Europeans mark 200th anniversary of Karl Marx’s birth


BRUSSELS: People in European cities paid homage to Karl Marx on Saturday, marking the 200th anniversary of the great thinker’s birth.

In London, the Marx Memorial Library organized an international conference celebrating Marx’s work and exploring the significance of Marxism in the world today.

Speakers at the conference include John McDonnell, British Shadow Chancellor of the Exchequer. His speech subject is Marxism as a force for change today.

In the Finnish city of Pori, works of Karl Marx were read aloud at the market square.

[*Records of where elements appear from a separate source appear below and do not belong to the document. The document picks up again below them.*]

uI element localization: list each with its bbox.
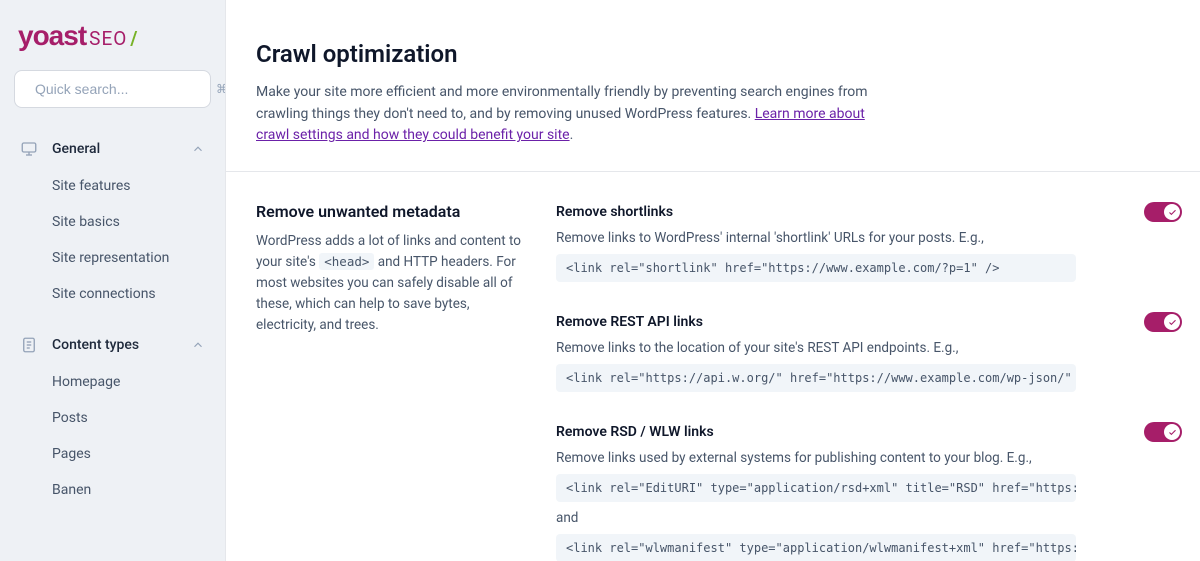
sidebar: yoast SEO / ⌘K General Site features Sit… bbox=[0, 0, 225, 561]
sidebar-item-homepage[interactable]: Homepage bbox=[52, 364, 211, 400]
sidebar-item-site-representation[interactable]: Site representation bbox=[52, 240, 211, 276]
page-header: Crawl optimization Make your site more e… bbox=[226, 0, 1200, 172]
chevron-up-icon bbox=[191, 142, 205, 156]
sidebar-item-banen[interactable]: Banen bbox=[52, 472, 211, 508]
code-example-2: <link rel="wlwmanifest" type="applicatio… bbox=[556, 534, 1076, 561]
code-example: <link rel="EditURI" type="application/rs… bbox=[556, 474, 1076, 502]
settings-list: Remove shortlinks Remove links to WordPr… bbox=[556, 202, 1200, 561]
code-example: <link rel="https://api.w.org/" href="htt… bbox=[556, 364, 1076, 392]
logo-sub: SEO bbox=[89, 27, 127, 50]
nav-title: Content types bbox=[52, 337, 177, 353]
setting-remove-rest-api-links: Remove REST API links Remove links to th… bbox=[556, 312, 1182, 392]
nav-header-content-types[interactable]: Content types bbox=[14, 326, 211, 364]
head-code: <head> bbox=[319, 253, 374, 270]
monitor-icon bbox=[20, 140, 38, 158]
check-icon bbox=[1168, 208, 1177, 217]
toggle-remove-shortlinks[interactable] bbox=[1144, 202, 1182, 222]
code-example: <link rel="shortlink" href="https://www.… bbox=[556, 254, 1076, 282]
nav-title: General bbox=[52, 141, 177, 157]
toggle-remove-rsd-wlw-links[interactable] bbox=[1144, 422, 1182, 442]
section-title: Remove unwanted metadata bbox=[256, 202, 532, 221]
page-description: Make your site more efficient and more e… bbox=[256, 82, 896, 147]
setting-title: Remove RSD / WLW links bbox=[556, 424, 714, 440]
check-icon bbox=[1168, 428, 1177, 437]
main-content: Crawl optimization Make your site more e… bbox=[225, 0, 1200, 561]
search-box[interactable]: ⌘K bbox=[14, 70, 211, 108]
sidebar-item-site-basics[interactable]: Site basics bbox=[52, 204, 211, 240]
setting-desc: Remove links used by external systems fo… bbox=[556, 450, 1182, 466]
toggle-knob bbox=[1164, 424, 1180, 440]
sidebar-item-pages[interactable]: Pages bbox=[52, 436, 211, 472]
chevron-up-icon bbox=[191, 338, 205, 352]
page-title: Crawl optimization bbox=[256, 40, 1168, 68]
settings-section: Remove unwanted metadata WordPress adds … bbox=[226, 172, 1200, 561]
toggle-remove-rest-api-links[interactable] bbox=[1144, 312, 1182, 332]
setting-title: Remove shortlinks bbox=[556, 204, 673, 220]
sidebar-item-site-connections[interactable]: Site connections bbox=[52, 276, 211, 312]
section-desc: WordPress adds a lot of links and conten… bbox=[256, 231, 532, 336]
sidebar-item-posts[interactable]: Posts bbox=[52, 400, 211, 436]
setting-remove-rsd-wlw-links: Remove RSD / WLW links Remove links used… bbox=[556, 422, 1182, 561]
document-icon bbox=[20, 336, 38, 354]
nav-section-general: General Site features Site basics Site r… bbox=[14, 130, 211, 312]
logo: yoast SEO / bbox=[14, 20, 211, 70]
logo-text: yoast bbox=[18, 20, 86, 52]
nav-header-general[interactable]: General bbox=[14, 130, 211, 168]
section-intro: Remove unwanted metadata WordPress adds … bbox=[256, 202, 556, 561]
search-input[interactable] bbox=[35, 81, 216, 97]
check-icon bbox=[1168, 318, 1177, 327]
setting-desc: Remove links to the location of your sit… bbox=[556, 340, 1182, 356]
toggle-knob bbox=[1164, 314, 1180, 330]
toggle-knob bbox=[1164, 204, 1180, 220]
setting-title: Remove REST API links bbox=[556, 314, 703, 330]
and-text: and bbox=[556, 510, 1182, 526]
setting-desc: Remove links to WordPress' internal 'sho… bbox=[556, 230, 1182, 246]
nav-section-content-types: Content types Homepage Posts Pages Banen bbox=[14, 326, 211, 508]
logo-slash: / bbox=[130, 27, 137, 50]
sidebar-item-site-features[interactable]: Site features bbox=[52, 168, 211, 204]
setting-remove-shortlinks: Remove shortlinks Remove links to WordPr… bbox=[556, 202, 1182, 282]
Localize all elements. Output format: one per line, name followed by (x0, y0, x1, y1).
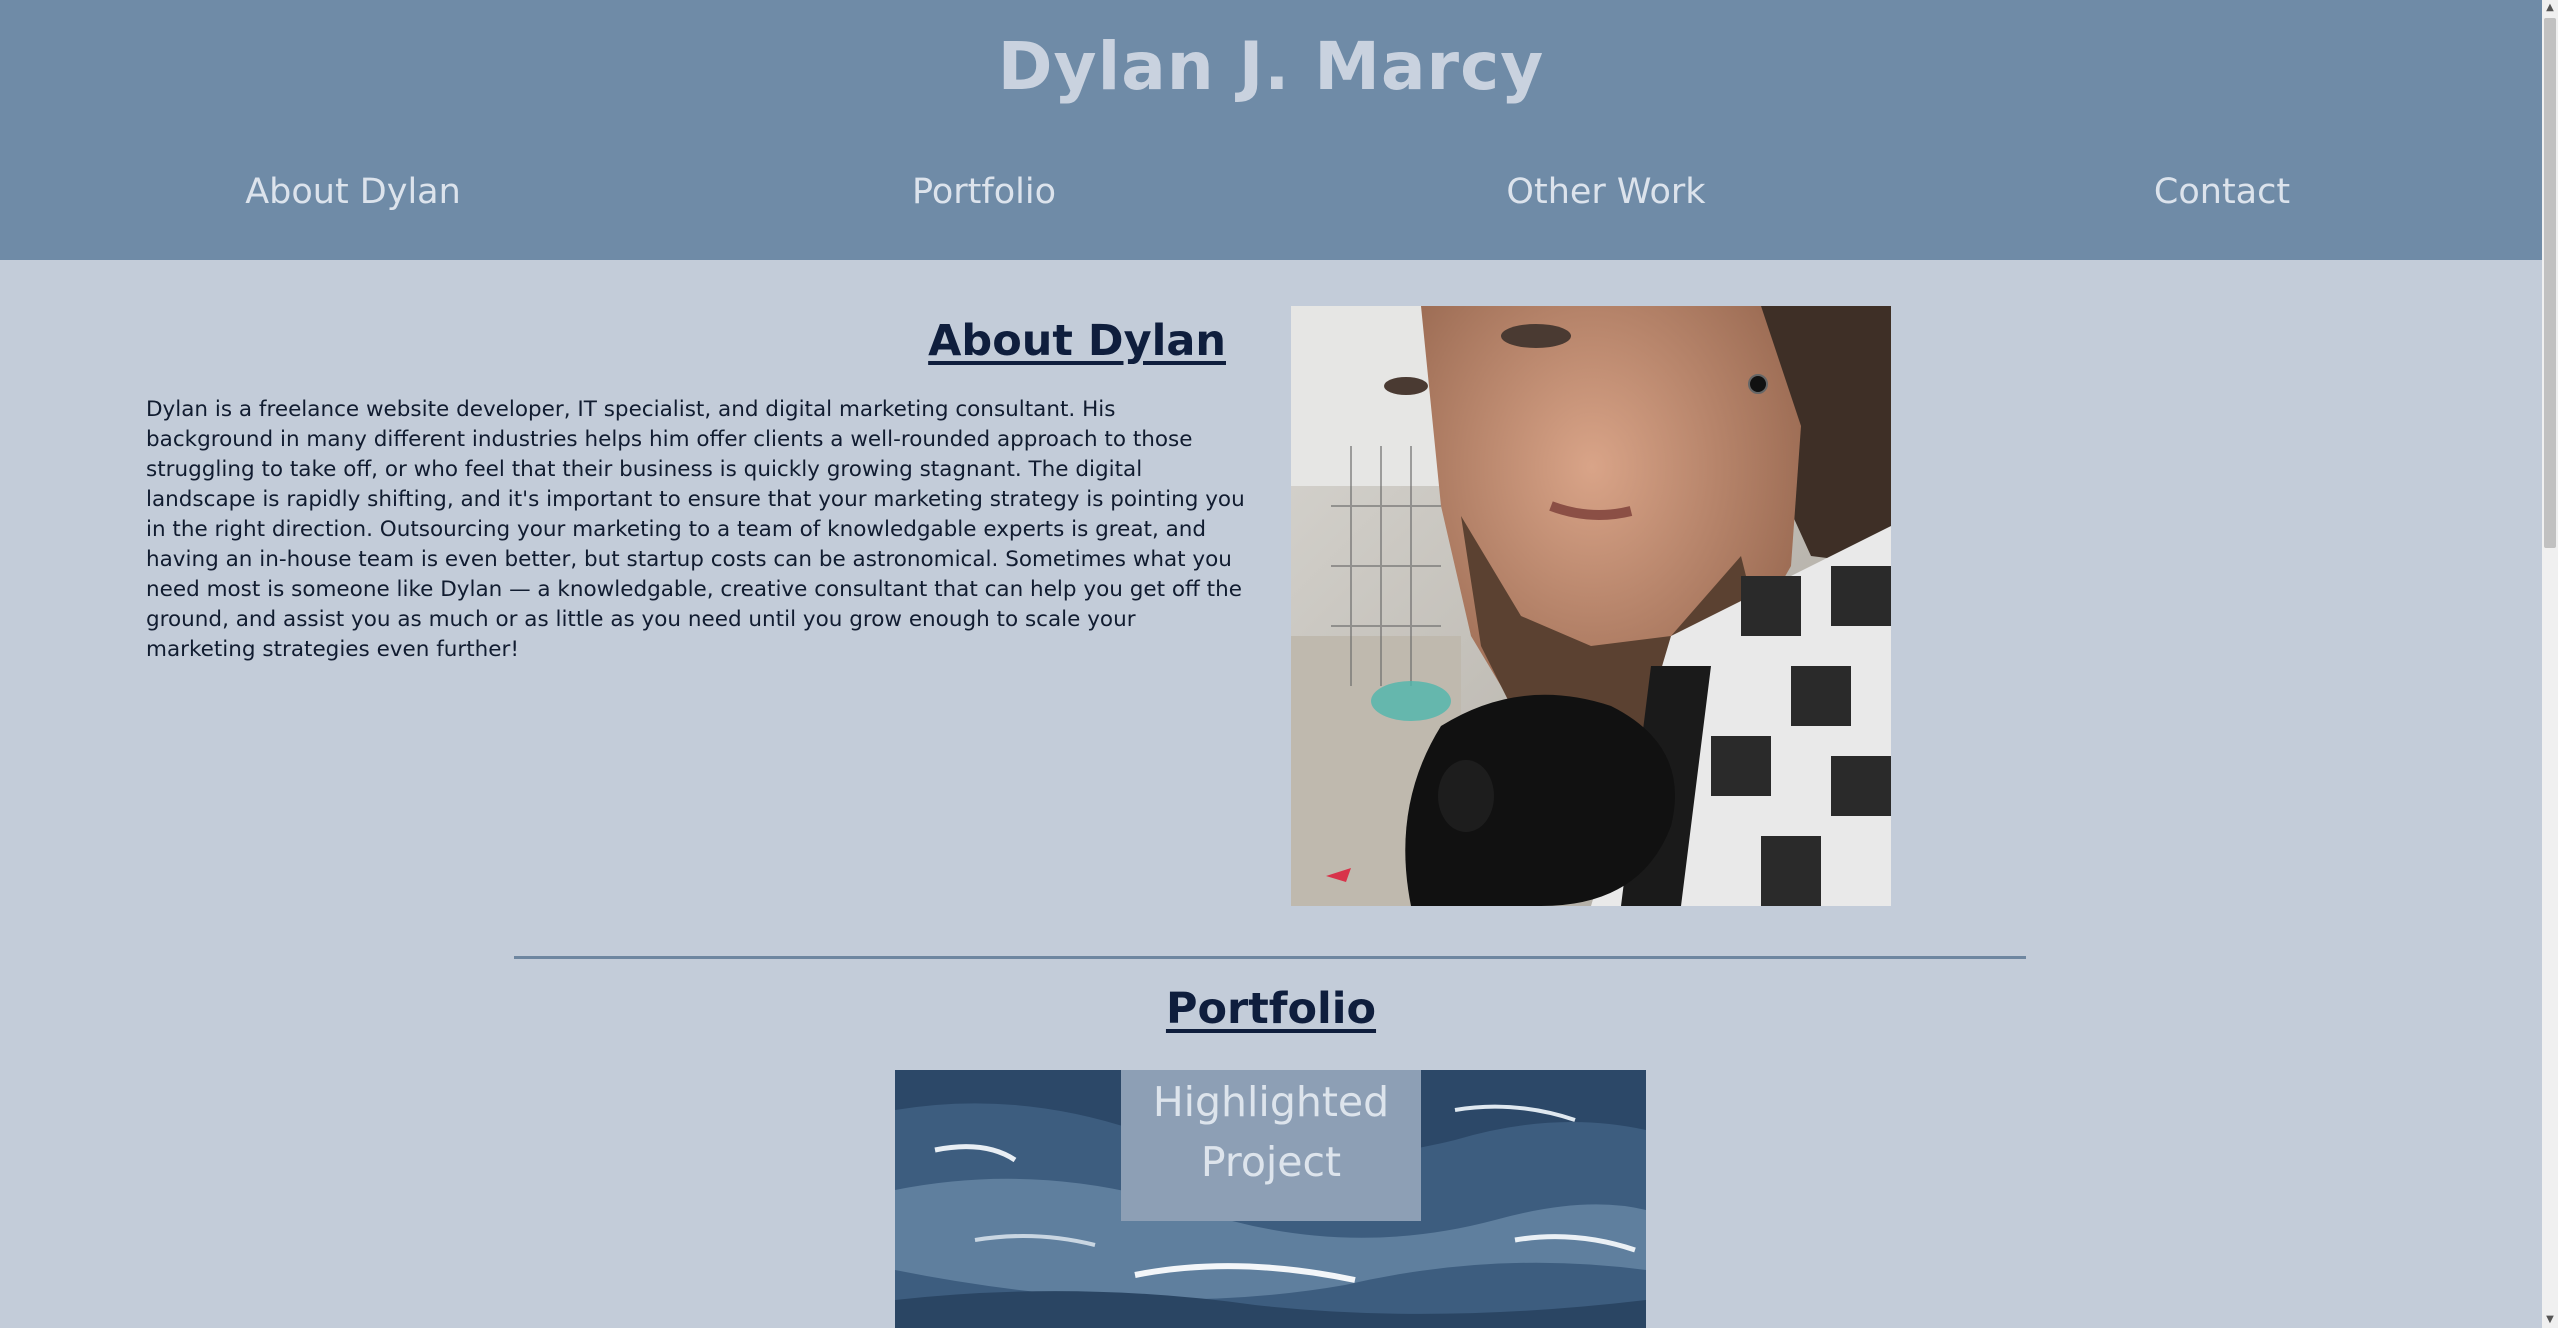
main-nav: About Dylan Portfolio Other Work Contact (0, 172, 2542, 228)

Juha-Pekka Vaisanen, chairman of Finnish Communist Party, told the shoppers that neoliberal economic policies have decisively contributed to the “resurrection” of Marx as a popular phenomenon.

Vaisanen has been touring Finland this spring giving public readings of Karl Marx.

In his address in Pori, Vaisanen referred to Chinese leader’s suggestion that reading of Marx could become a habit.

Vaisanen underlined that Marx is not only relevant for the economists, but for everyone at a time “when the robots may snatch your job”, and “the robots do not need social security”.

Finnish Communist Party has recently published again in Finnish language parts of Das Kapital, the masterpiece of Marx. “Students told us that the books were in libraries but sold out in stores for decades,” Vaisanen said.

In the German city of Trier, a 5.5-meter-tall statue of Marx was unveiled on Saturday. The statue, created by Chinese artist Wu Weishan, is a gift from China.

Marx was born in Trier on May 5, 1818 and spent the first 17 years of his life here. He died in London in 1883.